One proposed model for Cry protein mode of action is based on pore formation in the midgut membranes of susceptible insects (Knowles and Ellar, 1987). In the most current version of this model (Bravo et al. 2007), binding to both cadherin and aminopeptidase receptors on Lepidopteran midgut membranes are required for Cry protein toxicity. According to the pore formation model, Cry protein intoxication involves several steps: 1) Proteolytic processing of soluble Cry protoxin to an activated core toxin; 2) Cry protein binding to cadherin receptors on the insect midgut; 3) further proteolytic cleavage at the core toxin N-terminus to remove an α-helical region; 4) Cry protein oligomerization to form a pre-pore; 5) pre-pore binding to second site membrane receptors (aminopeptidases and alkaline phosphatases); 6) pre-pore insertion into the membrane and 7) osmotic cell lysis leading to midgut disruption and insect death.
α-helices 4 and 5 of domain I are known to play roles in membrane insertion and pore formation (Walters et al. 1993, Gazit et al. 1998; Nunez-Valdez et al. 2001; FIG. 2), with the other helices proposed to contact the membrane surface like the ribs of an umbrella (Gazit et al. 1998; FIG. 3).
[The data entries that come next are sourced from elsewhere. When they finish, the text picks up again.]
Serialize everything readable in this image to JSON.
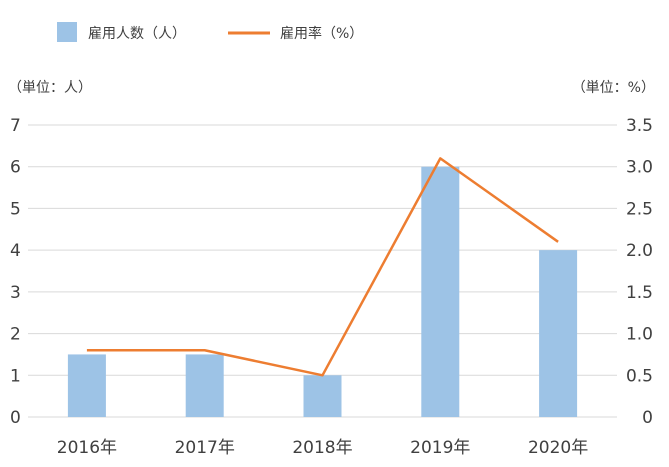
{
  "chart_data": {
    "type": "bar",
    "categories": [
      "2016年",
      "2017年",
      "2018年",
      "2019年",
      "2020年"
    ],
    "series": [
      {
        "name": "雇用人数（人）",
        "type": "bar",
        "axis": "left",
        "color": "#9dc3e6",
        "values": [
          1.5,
          1.5,
          1,
          6,
          4
        ]
      },
      {
        "name": "雇用率（%）",
        "type": "line",
        "axis": "right",
        "color": "#ed7d31",
        "values": [
          0.8,
          0.8,
          0.5,
          3.1,
          2.1
        ]
      }
    ],
    "y_left": {
      "unit_label": "（単位：人）",
      "ylim": [
        0,
        7
      ],
      "ticks": [
        "0",
        "1",
        "2",
        "3",
        "4",
        "5",
        "6",
        "7"
      ]
    },
    "y_right": {
      "unit_label": "（単位：%）",
      "ylim": [
        0,
        3.5
      ],
      "ticks": [
        "0",
        "0.5",
        "1.0",
        "1.5",
        "2.0",
        "2.5",
        "3.0",
        "3.5"
      ]
    },
    "grid": true,
    "legend": "top-left"
  }
}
Chymostrypsin activation of Cry3Aa1 occurs via cleavage in the loop region between domain I α-helix 3 and α-helix 4 (Carrol et al. 1997). Some α-helix 3 mutants are able to bind receptors but do not form oligomers and are non-toxic to Manduca sexta (reviewed in Jimenez-Juarez et al. 2008). Gazit et al. 1998 showed that α-helix 1 does not bind phospholipid membranes. In Cry1A proteins α-helix 1 is removed following receptor binding and is followed by oligomerization (Gomez et al. (2002). Soberon et. al (2007) have further shown that N-terminal deletion mutants of Cry1Ab and Cry1Ac lacking approximately 60 amino acids encompassing α-helix 1 on the three dimensional Cry structure are capable of assembling ca. 60 kDa monomers into pre-pores. These results contrast with those of Hofte et al. 1986 who reported that deletion of 36 amino acids from the N-terminus of Cry1Ab resulted in loss of insecticidal activity. (Hofte et al., “Structural and functional analysis of a cloned delta endotoxin of Bacillus thuringiensis berliner 1715” Eur. J. Biochem. 161; 273-280 (1986).)
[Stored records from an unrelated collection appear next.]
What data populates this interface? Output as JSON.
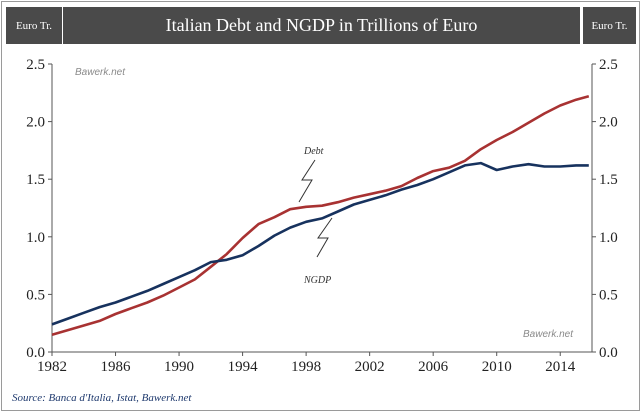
{
  "header": {
    "title": "Italian Debt and NGDP in Trillions of Euro",
    "unit_left": "Euro Tr.",
    "unit_right": "Euro Tr."
  },
  "watermarks": [
    "Bawerk.net",
    "Bawerk.net"
  ],
  "source": "Source: Banca d'Italia, Istat, Bawerk.net",
  "colors": {
    "debt": "#a83232",
    "ngdp": "#17325e",
    "header_bg": "#4a4a4a"
  },
  "chart_data": {
    "type": "line",
    "title": "Italian Debt and NGDP in Trillions of Euro",
    "xlabel": "",
    "ylabel": "Euro Tr.",
    "xlim": [
      1982,
      2016
    ],
    "ylim": [
      0,
      2.5
    ],
    "x_ticks": [
      "1982",
      "1986",
      "1990",
      "1994",
      "1998",
      "2002",
      "2006",
      "2010",
      "2014"
    ],
    "y_ticks": [
      "0.0",
      "0.5",
      "1.0",
      "1.5",
      "2.0",
      "2.5"
    ],
    "annotations": [
      "Debt",
      "NGDP"
    ],
    "series": [
      {
        "name": "Debt",
        "color": "#a83232",
        "x": [
          1982,
          1983,
          1984,
          1985,
          1986,
          1987,
          1988,
          1989,
          1990,
          1991,
          1992,
          1993,
          1994,
          1995,
          1996,
          1997,
          1998,
          1999,
          2000,
          2001,
          2002,
          2003,
          2004,
          2005,
          2006,
          2007,
          2008,
          2009,
          2010,
          2011,
          2012,
          2013,
          2014,
          2015,
          2015.8
        ],
        "values": [
          0.15,
          0.19,
          0.23,
          0.27,
          0.33,
          0.38,
          0.43,
          0.49,
          0.56,
          0.63,
          0.74,
          0.85,
          0.99,
          1.11,
          1.17,
          1.24,
          1.26,
          1.27,
          1.3,
          1.34,
          1.37,
          1.4,
          1.44,
          1.51,
          1.57,
          1.6,
          1.66,
          1.76,
          1.84,
          1.91,
          1.99,
          2.07,
          2.14,
          2.19,
          2.22
        ]
      },
      {
        "name": "NGDP",
        "color": "#17325e",
        "x": [
          1982,
          1983,
          1984,
          1985,
          1986,
          1987,
          1988,
          1989,
          1990,
          1991,
          1992,
          1993,
          1994,
          1995,
          1996,
          1997,
          1998,
          1999,
          2000,
          2001,
          2002,
          2003,
          2004,
          2005,
          2006,
          2007,
          2008,
          2009,
          2010,
          2011,
          2012,
          2013,
          2014,
          2015,
          2015.8
        ],
        "values": [
          0.24,
          0.29,
          0.34,
          0.39,
          0.43,
          0.48,
          0.53,
          0.59,
          0.65,
          0.71,
          0.78,
          0.8,
          0.84,
          0.92,
          1.01,
          1.08,
          1.13,
          1.16,
          1.22,
          1.28,
          1.32,
          1.36,
          1.41,
          1.45,
          1.5,
          1.56,
          1.62,
          1.64,
          1.58,
          1.61,
          1.63,
          1.61,
          1.61,
          1.62,
          1.62
        ]
      }
    ]
  }
}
Cry3Aa1 is the best studied three domain Coleopteran-active Bt protein. Cry3Aa1 mode of action follows similar steps as described above for Lepidopteran-active Cry proteins (Bravo et al. 2007). However, there are fundamental differences in the activation steps for Coleopteran-active Cry protoxins. The midgut of coleopteran insects is slightly acidic rather than alkaline as in the case of Lepidopterans (Koller et al 1992) and native Cry3Aa1 is not soluble under acidic conditions. Processing with chymotrypsin resulted in conversion of the full length 67 kDa polypeptide to a 55 kDa derivative that was fully soluble across a broad pH range and retained activity against Colorado potato beetle (Carroll et al. 1997).